Students match graphs showing aspects of observed climate change with statements that describe the observations.

Learning Goal

Students interpret graphs of data that convey the impacts of climate change over the past century.

Materials

One set of Climate Impacts Graph Matching Cards for each pair of students. Only one key is needed for each educator. 

Preparation

  • Print Climate Impacts Graph Matching Cards in color and cut apart.
  • Keep each set of cards together with a clip or bag.

Directions

  1. Introduction:
    1. Ask students if they have heard conversations about climate change (e.g.,there is less snow and ice in winter than there used to be) and wondered if statements were true?
    2. Have students discuss this question with their partner, and take notes about climate change statements that they have heard. Have a few pairs share the statements that they have noted with the rest of the class.
    3. Explain that we can check whether the measurements scientists have made over the past century support these statements.
    4. Tell students that in this activity they are going to look at data (graphed) and assess which statements from the collection are supported by the data and which are not.
  2. Have students lay all their Climate Impacts Graph Matching Cards out where they can be seen and try to make matches. Remind students that statements that don’t match any of the graphs might not be false. They just aren’t supported by the data we have in this activity.

Assessment

  1. Once all groups have made their matches, have each group discuss one graph-statement pair they made and why they think it’s a good match. Explanations can be indicative of a student's ability to critique reasoning and translate between information that is expressed in graphs and information expressed in words. Guide students by asking what the graph shows, what the axes of the graph mean, and whether the information in the graph supports the statement.
  2. To grade student work based on the matches they have made, take a photo of each match with the students' names on a piece of paper. Notice that in the key (the first page of the PDF), letters of graphs correspond to numbers of statements. (Or, you may wish to have students grade their own matches by providing the key.)
  3. As an extension, challenge students to determine whether statements that did not match graphs are false, or whether there is not enough data to decide. Have students write a conclusion for each of the statements that did not match a graph.
  4. Wrap up: Ask students to look at only the graphs. Tell them that these graphs come from a 2013 report that was written and reviewed by hundreds of climate scientists that are a part of the Intergovernmental Panel on Climate Change. This report was shared with governments around the world. Ask students to be reporters coving the news about this report and write a headline that sums up the main message based on the data. Have students work individually or in small groups and then share their headlines with the class.

Background

The graphs in this activity are from the Intergovernmental Panel on Climate Change (IPCC) Fifth Assessment Report of Working Group 1 (published in October 2013).

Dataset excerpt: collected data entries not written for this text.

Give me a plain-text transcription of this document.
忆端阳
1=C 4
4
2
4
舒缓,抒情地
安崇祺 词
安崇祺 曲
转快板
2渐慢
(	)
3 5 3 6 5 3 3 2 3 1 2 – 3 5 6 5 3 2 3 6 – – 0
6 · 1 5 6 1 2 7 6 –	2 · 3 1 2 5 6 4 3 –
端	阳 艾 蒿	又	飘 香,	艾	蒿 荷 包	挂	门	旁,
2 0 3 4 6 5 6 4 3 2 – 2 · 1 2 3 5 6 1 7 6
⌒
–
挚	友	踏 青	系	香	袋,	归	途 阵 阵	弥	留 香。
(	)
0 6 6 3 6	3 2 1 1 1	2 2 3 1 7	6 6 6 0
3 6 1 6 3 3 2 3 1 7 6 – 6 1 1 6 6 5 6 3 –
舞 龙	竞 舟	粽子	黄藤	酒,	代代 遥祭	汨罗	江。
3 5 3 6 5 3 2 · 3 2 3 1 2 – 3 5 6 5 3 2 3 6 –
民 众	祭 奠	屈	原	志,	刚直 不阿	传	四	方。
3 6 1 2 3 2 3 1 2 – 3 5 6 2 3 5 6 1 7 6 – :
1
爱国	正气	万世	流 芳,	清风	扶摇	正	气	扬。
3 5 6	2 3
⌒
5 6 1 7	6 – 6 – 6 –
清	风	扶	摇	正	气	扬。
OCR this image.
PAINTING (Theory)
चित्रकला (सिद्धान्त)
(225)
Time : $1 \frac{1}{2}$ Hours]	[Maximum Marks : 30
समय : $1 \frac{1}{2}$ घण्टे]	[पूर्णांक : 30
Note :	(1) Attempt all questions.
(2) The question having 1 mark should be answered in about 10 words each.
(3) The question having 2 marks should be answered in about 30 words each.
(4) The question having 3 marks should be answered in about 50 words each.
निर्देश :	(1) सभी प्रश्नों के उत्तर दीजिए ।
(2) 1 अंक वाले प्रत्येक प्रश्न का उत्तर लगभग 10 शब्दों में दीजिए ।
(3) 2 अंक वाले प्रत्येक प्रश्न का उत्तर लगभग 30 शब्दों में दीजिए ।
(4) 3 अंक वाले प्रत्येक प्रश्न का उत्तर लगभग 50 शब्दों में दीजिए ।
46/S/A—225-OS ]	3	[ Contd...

Climate change over the past century is well-documented thanks to innovations in instrumentation, increased numbers of monitoring locations worldwide, and satellite observations since the mid to late 20th Century. Observations show that, worldwide, temperature has increased over decades although there is variability year to year. Some of the heat has made its way into the ocean. Sea level rise, due to melting glacial ice and thermal expansion of seawater, has been documented as well.

For more information:

The Intergovernmental Panel on Climate Change (IPCC) is an international organization that includes scientists and government representatives from around the world. While the IPCC includes hundreds of climate scientists in the writing of reports, and thousands more who review the reports, they are not responsible for science research as part of their work with the IPCC. Instead, every six or seven years, IPCC scientists are asked to review and survey our current understanding of climate change, its risks, its impacts, and strategies for mitigation and adaptation based on the scientific literature during the latest six- to seven-year period. The World Meteorological Organization (WMO) and the United Nations Environment Programme (UNEP) established the IPCC in 1988.